The Eyre lists all his rights as keeper of the forest including the right to hunt cat and squirrel in the forest (these will be discussed soon in an entry on the Keepers of Sherwood Forest- see Forest Law page for the structure of the Forest Administration)
This inquiry was to see what rights he had had that could now be bestowed by the king on the next keeper of the Forest- no long a hereditary right.
Besides these two entries regarding outlaws and crimes of hunting, the Forest Eyre is from then on a list of all the misdemeanours in Sherwood Forest since the last Eyre. The people listed below had all committed 'trespass against the vert' at a value greater than 6d.
Values lower than this were the responsibility of the smaller 'attachment courts' (see Forest Law page)

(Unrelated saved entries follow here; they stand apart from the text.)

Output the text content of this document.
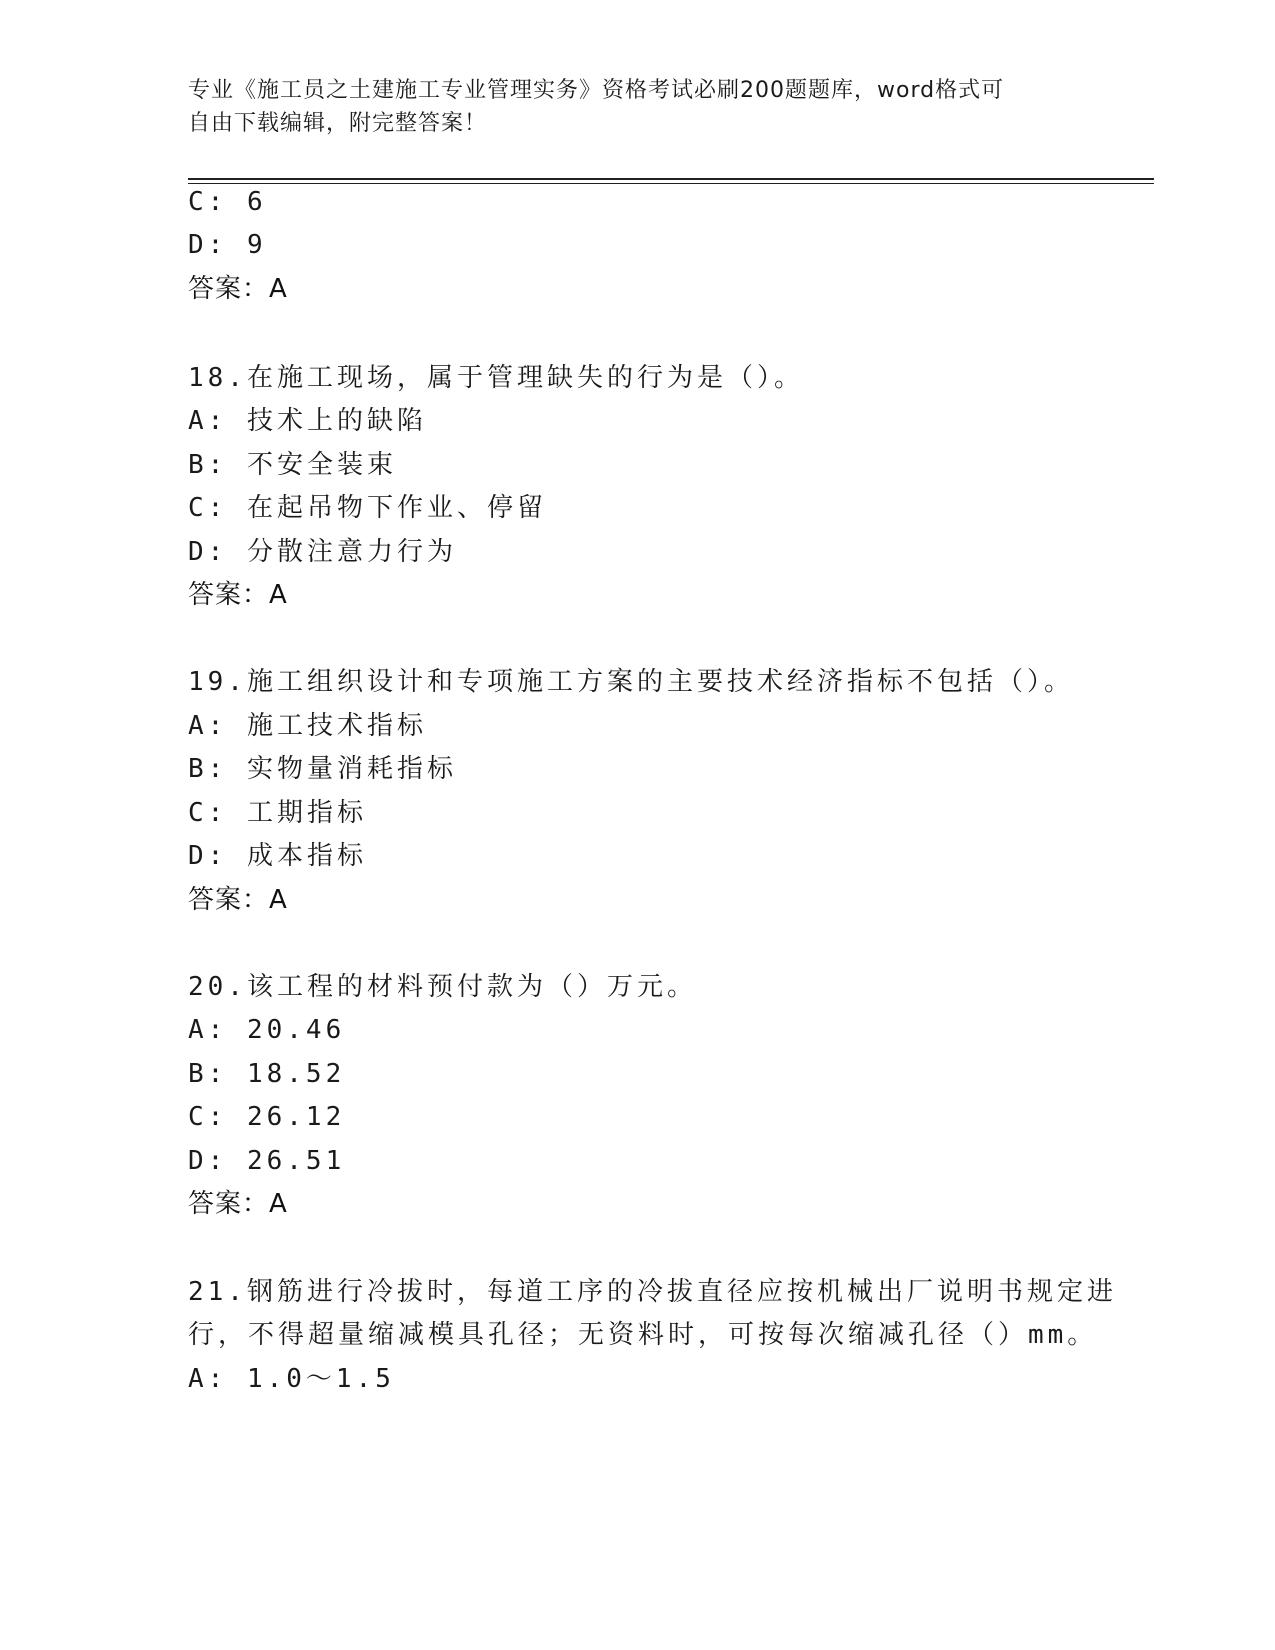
专业《施工员之土建施工专业管理实务》资格考试必刷200题题库，word格式可
自由下载编辑，附完整答案！
C: 6
D: 9
答案：A
18.在施工现场，属于管理缺失的行为是（）。
A: 技术上的缺陷
B: 不安全装束
C: 在起吊物下作业、停留
D: 分散注意力行为
答案：A
19.施工组织设计和专项施工方案的主要技术经济指标不包括（）。
A: 施工技术指标
B: 实物量消耗指标
C: 工期指标
D: 成本指标
答案：A
20.该工程的材料预付款为（）万元。
A: 20.46
B: 18.52
C: 26.12
D: 26.51
答案：A
21.钢筋进行冷拔时，每道工序的冷拔直径应按机械出厂说明书规定进
行，不得超量缩减模具孔径；无资料时，可按每次缩减孔径（）mm。
A: 1.0～1.5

The following pleas were heard before the court:
Ralph son of Reynold of Edwinstowe for 1 oak 10d. His ‘plegii’ (pledges) were Richard of Normanton and Richard Godard of Thoresby. ‘Pro transgressione in misericordia nunc in itinere’ (for the trespass, he is now at the mercy of the Eyre).
Ricarco filio Ricardi de Hibern’ (Richard son of Richard of Ireland) of Mansfield for ‘una querca’ (1 oak) at 12d.
Reynold the son of Geoffrey of Thoresby ‘una stobe’ (1 stub) at 8d.
Nicholas Bateman of Boteby (Budby) ‘pro una blestrone’ (1 sapling) at 6d.
Radulfo Molendinario (Ralph the miller) of Sutton (in Ashfield) ‘pro trescentum lattarum’ (for 300 laths (thin strips of wood - presumably for walling)) a 12d
Iohanne super moram de Warsepe (John of the moor of Warsop) ‘pro una carectata maeremie’ (a Cartload of Timber) at 6d.